Bei alldem war immer offensichtlich: Kocner ist in diesem Netz nicht der Boss. Es gibt andere, mächtigere und noch reichere. Den ehemaligen Premier Robert Fico etwa nannte Kocner «Chef». Gegen Fico, heute Oppositionsführer im Parlament, gibt es viele Vorwürfe, aber keine Ermittlungen. Kuciaks letzter Artikel handelte von Verbindungen der italienischen ’Ndrangheta bis hinauf in die Regierung, die Spur führte direkt zu Fico.

«Ich erwarte, dass die Suche nach Gerechtigkeit hier nicht endet, sondern vor dem höchsten Gerichtshof weitergehen wird.»

Zuzana Caputova, Präsidentin der Slowakei

«Ich erwarte, dass die Suche nach Gerechtigkeit hier nicht endet, sondern vor dem höchsten Gerichtshof weitergehen wird», sagte Präsidentin Caputova kurz nach der Urteilsverkündung – und fasste damit die Reaktionen an diesem Vormittag zusammen. Unter Tränen erklärte die Mutter von Martina Kusnirova im Fernsehen, sie werde Berufung einlegen, der Vater Jan Kuciaks erklärte mit gepresster Stimme, er wolle weiterkämpfen.
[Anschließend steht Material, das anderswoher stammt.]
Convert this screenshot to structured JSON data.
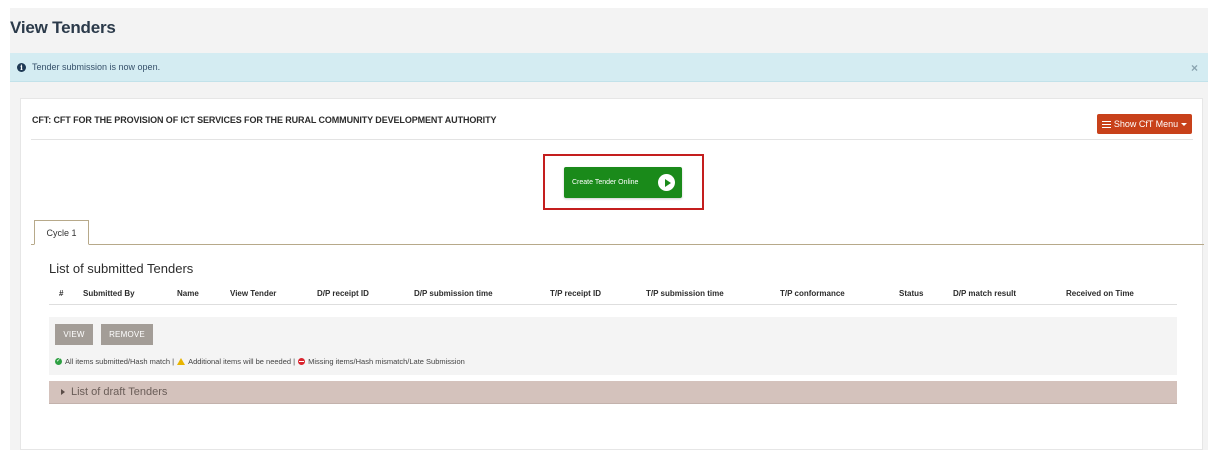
{
  "page": {
    "title": "View Tenders"
  },
  "alert": {
    "icon": "info-icon",
    "message": "Tender submission is now open.",
    "close_label": "×"
  },
  "panel": {
    "cft_title": "CFT: CFT FOR THE PROVISION OF ICT SERVICES FOR THE RURAL COMMUNITY DEVELOPMENT AUTHORITY",
    "cft_menu_label": "Show CfT Menu",
    "create_tender_label": "Create Tender Online"
  },
  "tabs": [
    {
      "label": "Cycle 1",
      "active": true
    }
  ],
  "submitted": {
    "title": "List of submitted Tenders",
    "columns": [
      "#",
      "Submitted By",
      "Name",
      "View Tender",
      "D/P receipt ID",
      "D/P submission time",
      "T/P receipt ID",
      "T/P submission time",
      "T/P conformance",
      "Status",
      "D/P match result",
      "Received on Time"
    ],
    "view_label": "VIEW",
    "remove_label": "REMOVE",
    "legend": {
      "ok": "All items submitted/Hash match |",
      "warn": "Additional items will be needed |",
      "err": "Missing items/Hash mismatch/Late Submission"
    }
  },
  "drafts": {
    "label": "List of draft Tenders"
  },
  "colors": {
    "alert_bg": "#d4ecf2",
    "menu_button": "#c8411a",
    "create_button": "#1a8a1a",
    "highlight": "#c41e1e",
    "grey_button": "#a39d97",
    "draft_bar": "#d4c2bc"
  }
}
Opfer der Mafia: Der Journalist Jan Kuciak und seine Verlobte Martina Kusnirova.

Politiker der slowakischen Regierung wie auch aus Tschechien meldeten sich zu Wort. Das Vertrauen in die Justiz werde weiter erschüttert, erklärte eine slowakische Ministerin. Die Mafia habe «noch immer lange Finger», schrieb ein tschechischer Europaabgeordneter, der sich für die EU dem Betrug mit Landwirtschaftssubventionen widmet, worüber auch Kuciak recherchiert hatte.

Gericht war sich nicht einig

Misstrauen ruft bei dieser Urteilsverkündung die Tatsache hervor, dass sich die drei Richter nicht einig waren. Die vorsitzende Richterin wurde von ihren zwei Nebenrichtern überstimmt. Ein laut slowakischer Presse sehr ungewöhnlicher Vorgang. Richterin Ruzena Sabova war demnach die Einzige der drei, welche die Akten vollständig studiert hatte, die etwa 25’000 Seiten umfassen. Noch in letzter Minute hatte die Staatsanwaltschaft am Montag versucht, neue Beweise geltend zu machen, sie wurden aber nicht mehr zugelassen.

Wegen Mordes an Jan Kuciak und Martina Kusnirova sind nun drei Männer verurteilt worden. Der eigentliche Täter, ein 37 Jahre alter Ex-Soldat, hatte im Januar gestanden, die Schüsse abgefeuert zu haben. Kusnirova war demnach ein Zufallsopfer, der Täter hatte nicht damit gerechnet, sie auch im Haus anzutreffen. Er erhielt eine Haftstrafe von 23 Jahren. Geholfen hatte ihm sein Cousin, ein früherer Polizist. Er ist nun zu 25 Jahren Haft verurteilt worden. Denn er soll es gewesen sein, der von einem weiteren Mittelsmann Auftrag, Waffe und Bezahlung entgegennahm. Dieser Mittelsmann wurde zu 15 Jahren Gefängnis verurteilt. Er galt als Hauptbelastungszeuge – nur er hatte laut seiner Aussage Kontakt zu Zsuzsova.

«Dem Gericht wurde kein einziger direkter Beweis vorgelegt, der es überzeugen konnte», begründete nun Richterin Ruzena Sabova. Die Anklage habe nur indirekte Beweise vorgelegt, um das angebliche Motiv Kocners zu belegen, nämlich die Rache am Journalisten. Marian Kocner wird trotzdem im Gefängnis bleiben; er war wegen Betrugs zu 19 Jahren verurteilt worden. Seine Komplizin kommt frei, wird aber vermutlich wegen der Planung weiterer Morde gleich wieder festgenommen.